On peut endosser autant de pardessus qu’on le désire ; mais il est impossible, si peu de respect qu’on ait des convenances sociales et mondaines, de se présenter élégamment affublé d’un simple complet en mousseline légère.

On fait du feu dans les appartements, on ne peut y faire du frais (pratiquement).

Encore la banqueroute de la science ! n’est-ce pas, mon vieux Brunetière ?

Et pourtant, j’ai vu, cet été, un jeune homme qui luttait contre le soleil et la chaleur avec une ingéniosité vraiment stupéfiante.

C’est un peintre.

Un peintre de beaucoup de talent et qui a choisi comme spécialité les effets de soleil fulgurants, aveuglants, ophtalmisants !

Il est en quelque sort le chef de l’École Éblouiste, chef d’autant plus incontesté qu’il ne compte pas encore d’élèves.

Tellement lumineuses, ses toiles, qu’auprès d’elles les becs Auer clignotent, tels de fuligineux lampions !

Ce peintre m’a donné, ces jours-ci, un magistral Tas de fumier à midi et demi (il précise), que j’ai immédiatement placé dans ma chambre à coucher.

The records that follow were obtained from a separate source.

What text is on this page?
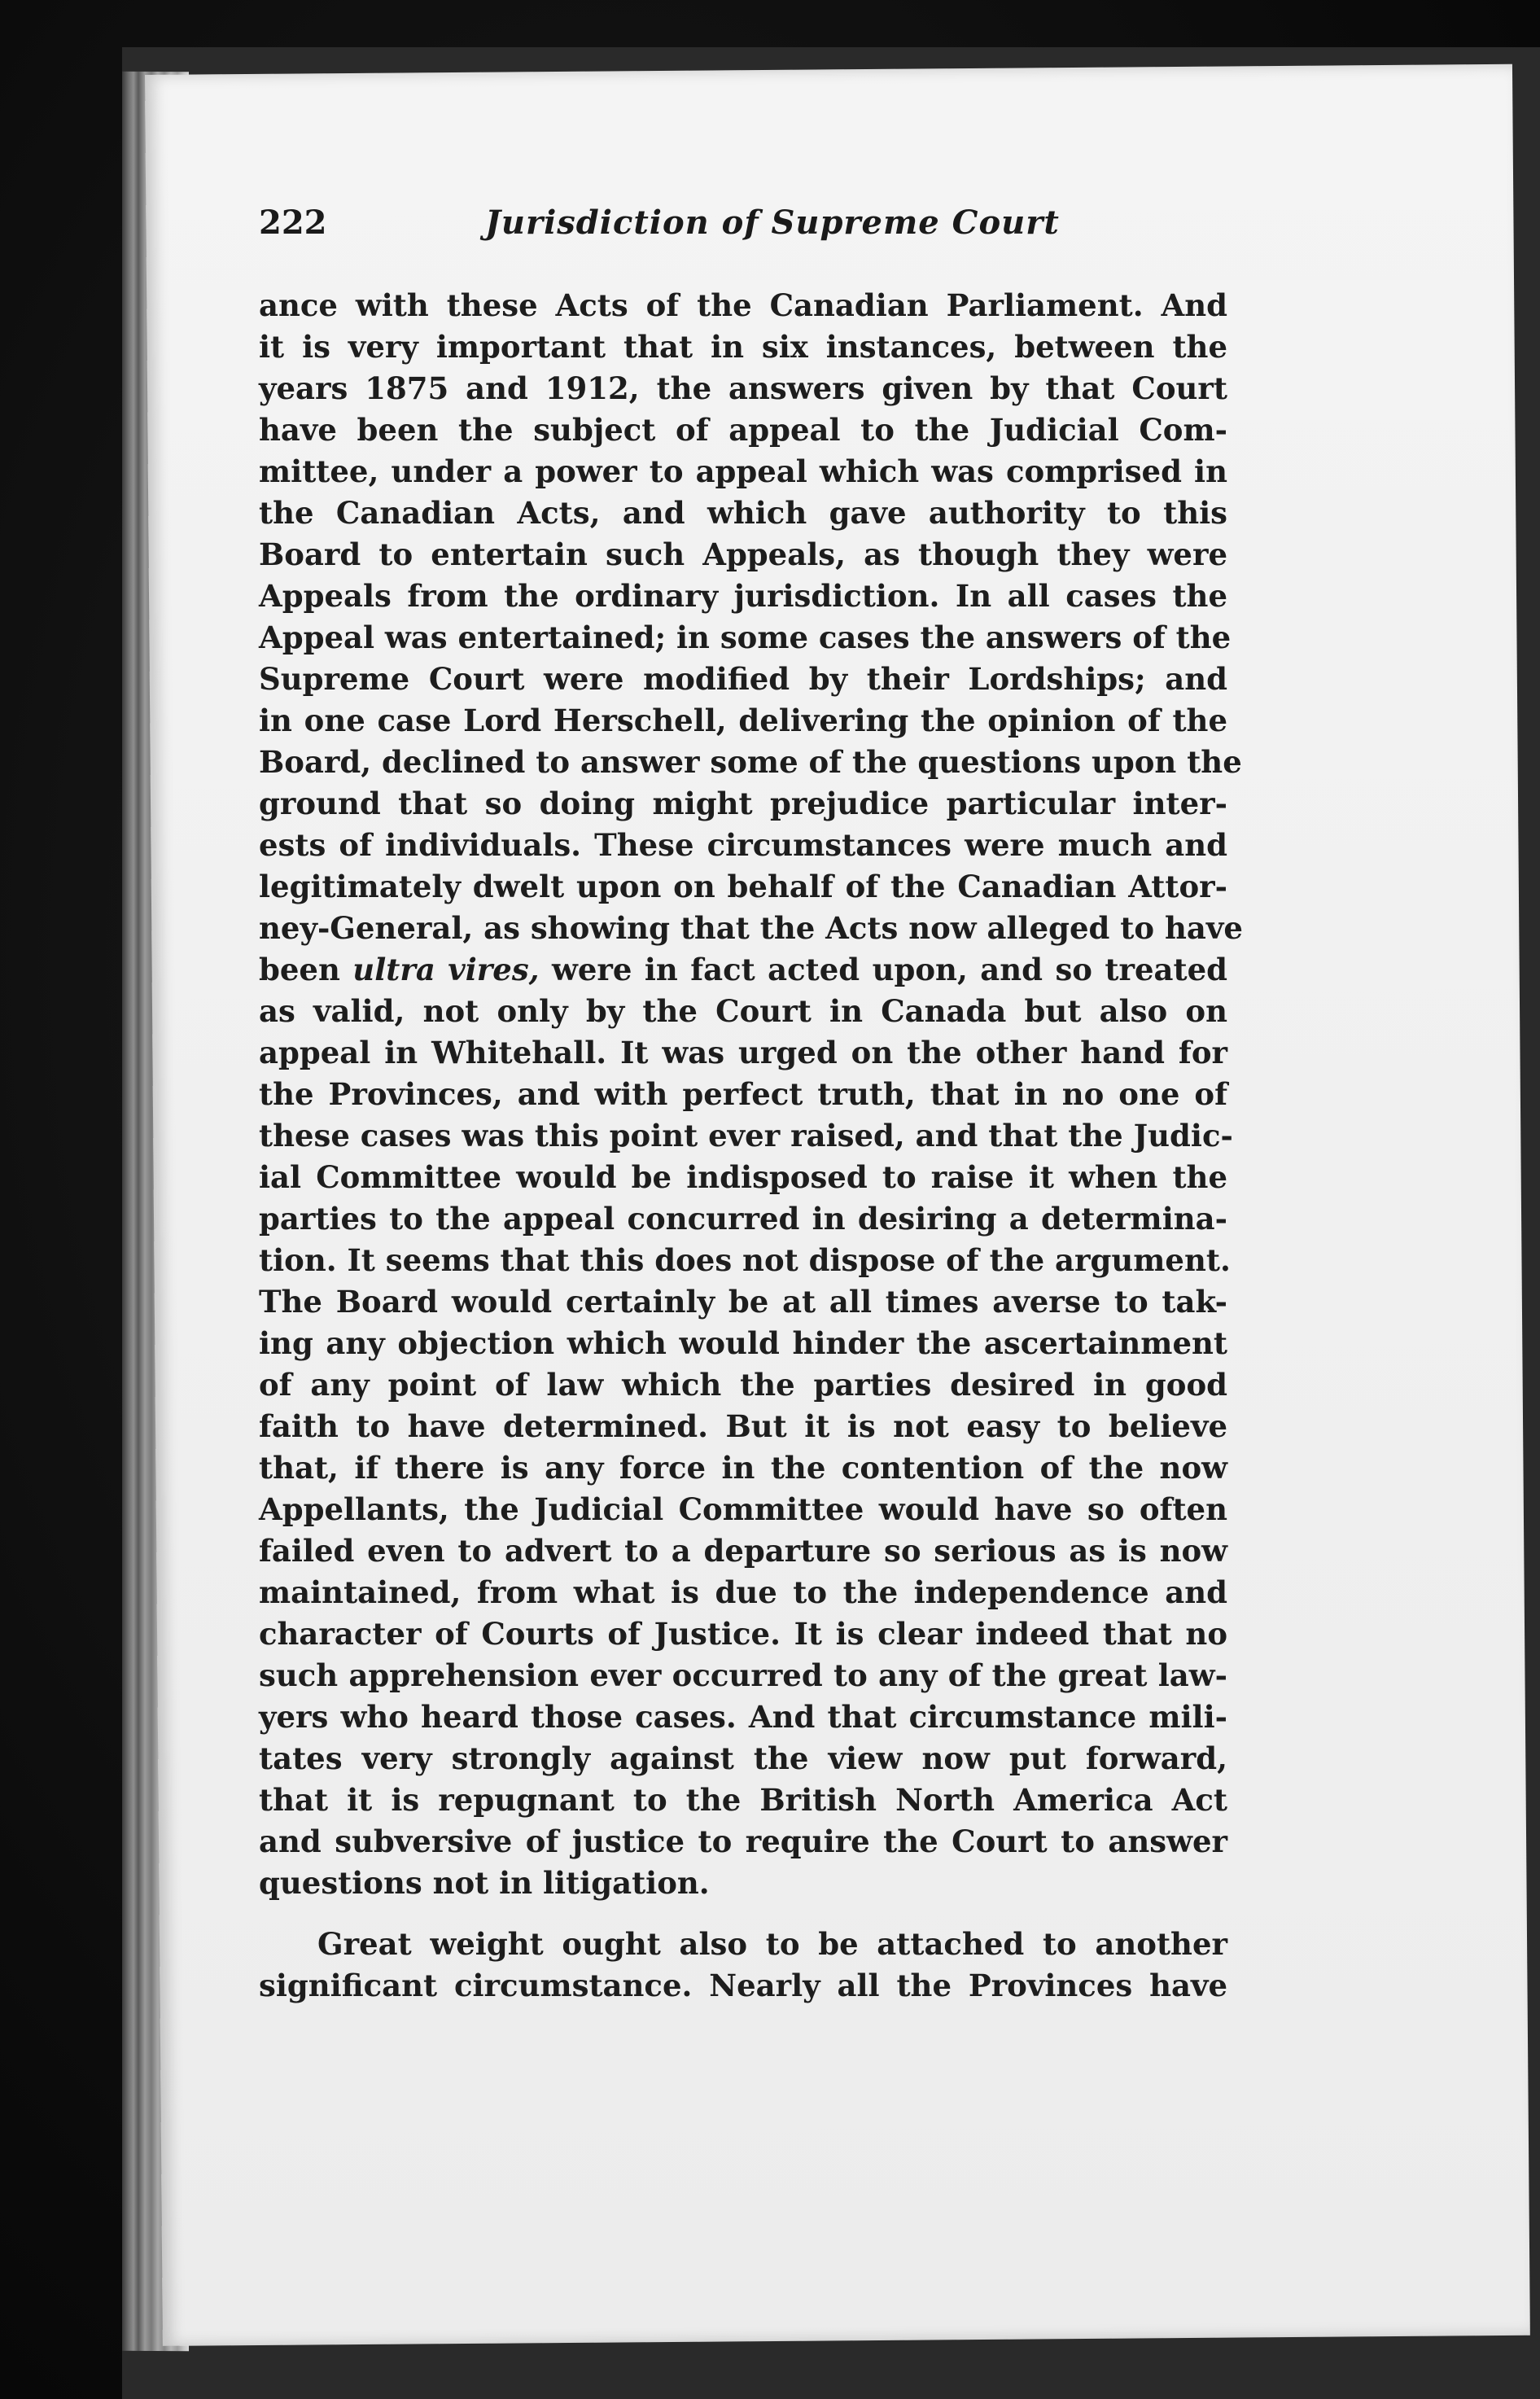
222	Jurisdiction of Supreme Court
ance with these Acts of the Canadian Parliament. And
it is very important that in six instances, between the
years 1875 and 1912, the answers given by that Court
have been the subject of appeal to the Judicial Com-
mittee, under a power to appeal which was comprised in
the Canadian Acts, and which gave authority to this
Board to entertain such Appeals, as though they were
Appeals from the ordinary jurisdiction. In all cases the
Appeal was entertained; in some cases the answers of the
Supreme Court were modified by their Lordships; and
in one case Lord Herschell, delivering the opinion of the
Board, declined to answer some of the questions upon the
ground that so doing might prejudice particular inter-
ests of individuals. These circumstances were much and
legitimately dwelt upon on behalf of the Canadian Attor-
ney-General, as showing that the Acts now alleged to have
been ultra vires, were in fact acted upon, and so treated
as valid, not only by the Court in Canada but also on
appeal in Whitehall. It was urged on the other hand for
the Provinces, and with perfect truth, that in no one of
these cases was this point ever raised, and that the Judic-
ial Committee would be indisposed to raise it when the
parties to the appeal concurred in desiring a determina-
tion. It seems that this does not dispose of the argument.
The Board would certainly be at all times averse to tak-
ing any objection which would hinder the ascertainment
of any point of law which the parties desired in good
faith to have determined. But it is not easy to believe
that, if there is any force in the contention of the now
Appellants, the Judicial Committee would have so often
failed even to advert to a departure so serious as is now
maintained, from what is due to the independence and
character of Courts of Justice. It is clear indeed that no
such apprehension ever occurred to any of the great law-
yers who heard those cases. And that circumstance mili-
tates very strongly against the view now put forward,
that it is repugnant to the British North America Act
and subversive of justice to require the Court to answer
questions not in litigation.
Great weight ought also to be attached to another
significant circumstance. Nearly all the Provinces have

Chaque soir, au moment de me mettre au lit, j’ai grand soin de couvrir mon tableau d’une toile opaque, sans quoi le sommeil, chassé par tant de clarté, déserterait ma couche.

Or, ce jeune artiste travaille sans jamais s’abriter du grand parasol cher à ses congénères.

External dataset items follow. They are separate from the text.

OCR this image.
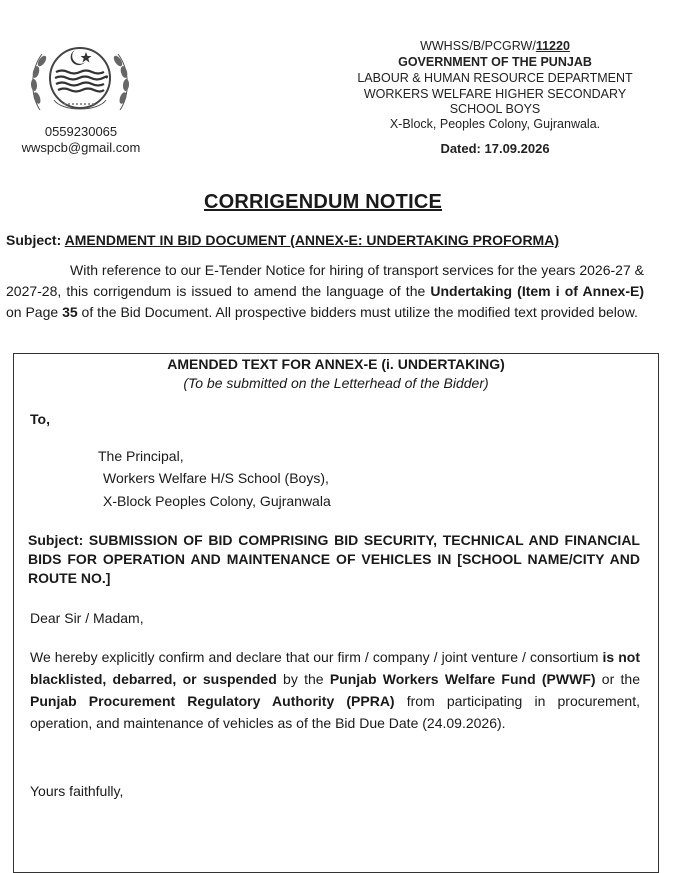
0559230065
wwspcb@gmail.com
WWHSS/B/PCGRW/11220
GOVERNMENT OF THE PUNJAB
LABOUR & HUMAN RESOURCE DEPARTMENT
WORKERS WELFARE HIGHER SECONDARY
SCHOOL BOYS
X-Block, Peoples Colony, Gujranwala.
Dated: 17.09.2026
CORRIGENDUM NOTICE
Subject: AMENDMENT IN BID DOCUMENT (ANNEX-E: UNDERTAKING PROFORMA)
With reference to our E-Tender Notice for hiring of transport services for the years 2026-27 & 2027-28, this corrigendum is issued to amend the language of the Undertaking (Item i of Annex-E) on Page 35 of the Bid Document. All prospective bidders must utilize the modified text provided below.
AMENDED TEXT FOR ANNEX-E (i. UNDERTAKING)
(To be submitted on the Letterhead of the Bidder)
To,
The Principal,
Workers Welfare H/S School (Boys),
X-Block Peoples Colony, Gujranwala
Subject: SUBMISSION OF BID COMPRISING BID SECURITY, TECHNICAL AND FINANCIAL BIDS FOR OPERATION AND MAINTENANCE OF VEHICLES IN [SCHOOL NAME/CITY AND ROUTE NO.]
Dear Sir / Madam,
We hereby explicitly confirm and declare that our firm / company / joint venture / consortium is not blacklisted, debarred, or suspended by the Punjab Workers Welfare Fund (PWWF) or the Punjab Procurement Regulatory Authority (PPRA) from participating in procurement, operation, and maintenance of vehicles as of the Bid Due Date (24.09.2026).
Yours faithfully,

Le matin, en le voyant partir sans ombrelle, je ne manquais jamais de le blâmer :

– Vous verrez que vous attraperez un bon coup de soleil ! Mais, lui, de me répondre sommairement :

– N’ayez pas peur, j’ai un truc.

Un jour, la curiosité me prit de connaître son fameux truc.

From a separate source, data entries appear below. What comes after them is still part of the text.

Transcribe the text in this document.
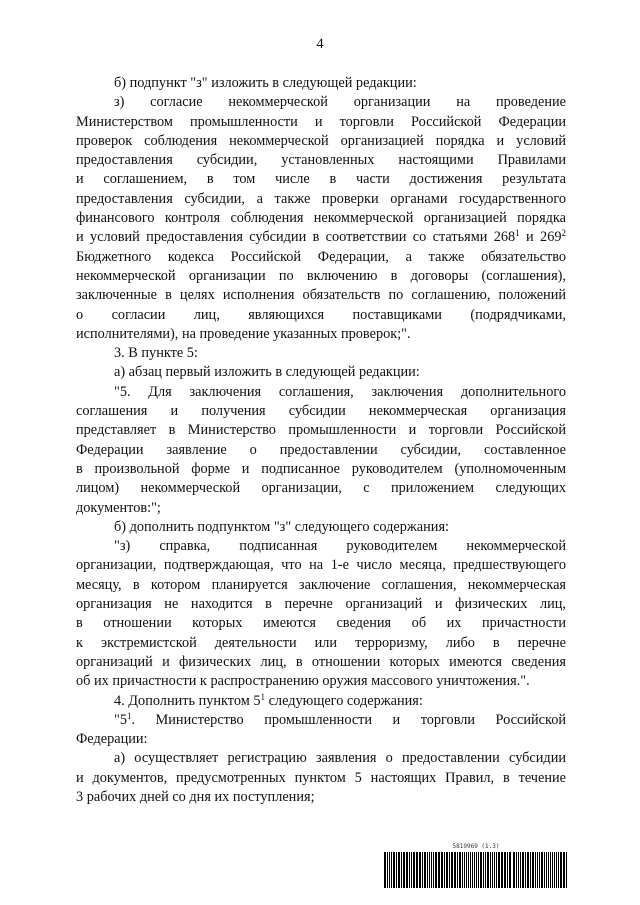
4
б) подпункт "з" изложить в следующей редакции:
з) согласие некоммерческой организации на проведение
Министерством промышленности и торговли Российской Федерации
проверок соблюдения некоммерческой организацией порядка и условий
предоставления субсидии, установленных настоящими Правилами
и соглашением, в том числе в части достижения результата
предоставления субсидии, а также проверки органами государственного
финансового контроля соблюдения некоммерческой организацией порядка
и условий предоставления субсидии в соответствии со статьями $268^1$ и $269^2$
Бюджетного кодекса Российской Федерации, а также обязательство
некоммерческой организации по включению в договоры (соглашения),
заключенные в целях исполнения обязательств по соглашению, положений
о согласии лиц, являющихся поставщиками (подрядчиками,
исполнителями), на проведение указанных проверок;".
3. В пункте 5:
а) абзац первый изложить в следующей редакции:
"5. Для заключения соглашения, заключения дополнительного
соглашения и получения субсидии некоммерческая организация
представляет в Министерство промышленности и торговли Российской
Федерации заявление о предоставлении субсидии, составленное
в произвольной форме и подписанное руководителем (уполномоченным
лицом) некоммерческой организации, с приложением следующих
документов:";
б) дополнить подпунктом "з" следующего содержания:
"з) справка, подписанная руководителем некоммерческой
организации, подтверждающая, что на 1-е число месяца, предшествующего
месяцу, в котором планируется заключение соглашения, некоммерческая
организация не находится в перечне организаций и физических лиц,
в отношении которых имеются сведения об их причастности
к экстремистской деятельности или терроризму, либо в перечне
организаций и физических лиц, в отношении которых имеются сведения
об их причастности к распространению оружия массового уничтожения.".
4. Дополнить пунктом $5^1$ следующего содержания:
"$5^1$. Министерство промышленности и торговли Российской
Федерации:
а) осуществляет регистрацию заявления о предоставлении субсидии
и документов, предусмотренных пунктом 5 настоящих Правил, в течение
3 рабочих дней со дня их поступления;
5819969 (1.3)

Je le suivis jusque dans un champ, où il s’installa en plein soleil.

Son chevalet et son tabouret bien établis, il sortit d’une boîte une douzaine de chauves-souris qu’il embrassa sur le museau en leur disant, à chacune, de mignardes paroles d’amitié.

Il leur attacha à la patte un fil, dont l’autre extrémité était retenue au bout d’un long bâton fiché en terre.

Il se mit à travailler.

Aussitôt, les chauves-souris déployèrent leurs grandes ailes et voletèrent, s’interposant entre sa tête et le soleil.

C’était du même coup le parasol et le ventilateur.

Les chauves-souris, admirablement entraînées à cet exercice, semblaient y puiser plutôt du divertissement que de la fatigue.

Véritablement émerveillé de ce spectacle, je serrai la main du jeune peintre et pris congé de lui, non sans lui avoir fait mille compliments de son extrême ingéniosité.